Category: Downtown

  • The Residences at Market at Fifth

    The Residences at Market at Fifth

    This little building on Graeme Street, a tiny alley between the Diamond (or Market Square) and Fifth Avenue, has probably never looked better since it was new, and possibly not even then. Its little corner of downtown is full of good restaurants and expensive shops now, so it looks like an attractive place to live.

    This picture is a composite of two photographs, which is the only way to get the whole building from across an exceedingly narrow street.

    Camera: Canon PowerShot A540

  • Liberty Avenue at Stanwix Street

    If we put some imagination into this picture, we can see Liberty Avenue as it was in the middle 1800s, when it was the center of the wholesale food trade (which later moved out to the Strip). But the old storefronts from that era are dwarfed by the 12-storey Diamond Building at the end of the block, and that in turn is dwarfed by the later skyscrapers behind it.

    Camera: Canon PowerShot A540.

  • The Phipps-McElveen Building

    Phipps-McElveen Building

    Now student housing under the name “Penn Commons.” It was originally built, in 1896, for Henry Phipps, Andrew Carnegie’s close friend and the donor of the Phipps Conservatories for both Pittsburgh and Allegheny (the latter of which, much expanded, is now the National Aviary).

    This is a large composite picture; don’t open the full-size version on a metered connection.

    In a later article we were pleased to discover that the architects were Longfellow, Alden & Harlow.

  • Market Street

    The short stretch of Market Street between Fifth Avenue and the Diamond or Market Square.

    Camera: Canon PowerShot A590 IS.

  • Sixth Street

    Sixth Street in the theater district, seen from the Penn Avenue intersection.

    Camera: Canon PowerShot A590 IS.

  • EQT Plaza (originally the CNG Tower)

    One of old Pa Pitt’s favorites of the 1980s Postmodernist additions to downtown.
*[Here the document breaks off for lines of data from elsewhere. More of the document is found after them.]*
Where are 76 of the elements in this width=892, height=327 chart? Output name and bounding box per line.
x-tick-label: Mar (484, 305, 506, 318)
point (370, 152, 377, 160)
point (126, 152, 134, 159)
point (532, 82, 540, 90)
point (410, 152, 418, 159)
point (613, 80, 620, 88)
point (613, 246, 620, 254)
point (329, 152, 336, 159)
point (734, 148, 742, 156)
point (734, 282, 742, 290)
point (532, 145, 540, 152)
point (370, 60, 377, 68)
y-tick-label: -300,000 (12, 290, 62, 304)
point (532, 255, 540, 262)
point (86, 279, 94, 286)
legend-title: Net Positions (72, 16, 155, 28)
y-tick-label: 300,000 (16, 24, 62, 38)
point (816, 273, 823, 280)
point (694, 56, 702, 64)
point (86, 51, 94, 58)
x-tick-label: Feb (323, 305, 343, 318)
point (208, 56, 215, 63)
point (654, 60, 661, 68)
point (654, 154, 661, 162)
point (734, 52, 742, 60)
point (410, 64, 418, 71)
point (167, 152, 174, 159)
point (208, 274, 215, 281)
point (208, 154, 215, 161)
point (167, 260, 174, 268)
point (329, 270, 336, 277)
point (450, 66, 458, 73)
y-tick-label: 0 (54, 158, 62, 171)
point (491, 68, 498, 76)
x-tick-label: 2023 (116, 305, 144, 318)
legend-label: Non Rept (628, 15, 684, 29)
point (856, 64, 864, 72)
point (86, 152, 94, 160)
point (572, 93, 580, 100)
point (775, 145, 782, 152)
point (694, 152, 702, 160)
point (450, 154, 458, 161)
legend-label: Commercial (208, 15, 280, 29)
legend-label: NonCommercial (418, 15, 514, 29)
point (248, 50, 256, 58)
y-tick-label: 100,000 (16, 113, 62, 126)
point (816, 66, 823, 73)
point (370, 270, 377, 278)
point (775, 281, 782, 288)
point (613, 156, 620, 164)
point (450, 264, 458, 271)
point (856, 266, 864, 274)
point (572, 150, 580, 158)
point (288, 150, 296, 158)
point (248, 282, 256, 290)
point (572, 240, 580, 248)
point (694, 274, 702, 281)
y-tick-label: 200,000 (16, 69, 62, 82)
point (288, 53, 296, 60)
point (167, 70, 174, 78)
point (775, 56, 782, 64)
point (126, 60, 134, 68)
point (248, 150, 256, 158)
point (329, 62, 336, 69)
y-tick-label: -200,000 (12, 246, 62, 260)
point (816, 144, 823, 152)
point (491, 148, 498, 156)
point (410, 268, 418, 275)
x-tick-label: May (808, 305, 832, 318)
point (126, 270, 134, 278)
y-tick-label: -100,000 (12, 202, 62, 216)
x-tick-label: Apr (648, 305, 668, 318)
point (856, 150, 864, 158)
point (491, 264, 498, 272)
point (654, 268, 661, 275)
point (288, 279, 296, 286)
It presents a different aspect from every angle, but everything is harmonized perfectly. It can be read as a 1980s update of the Beaux-Arts towers of eighty years before.

  • Penn Avenue Downtown

    Penn Avenue downtown in the theater district. Above, looking west from Seventh Street; Theater Square (designed by Michael Graves), with the Greer Cabaret Theater and the Public Theater, is on the right, and Heinz Hall is on the left at the end of the block. Two Gateway Center looms at the end of the street. Below, from Sixth Street, with the Phipps-McElveen Building and the old Horne’s department store on the right, and Two Gateway Center looming closer.

  • Third Avenue

    Looking up Third Avenue from the Stanwix Street end. In the distance we can see the towering striped octagons of One Oxford Centre.

  • Fifth Avenue Place

    This 1980s Postmodernist tower makes a dramatic impression from the middle of Stanwix Street.

    Camera: Canon PowerShot A590 IS.

  • Diamond Building

    The Diamond Building is by MacClure and Spahr, who skillfully met the challenge of a dauntingly irregular site by filling it with a building that looks as if it’s meant to be this shape. It was originally the headquarters of the Diamond Bank, whose logo can still be seen in metal grates at ground level.

    Many of the interior details are preserved inside the Diamond Building. Here we look down the stairwell with its ornate railings.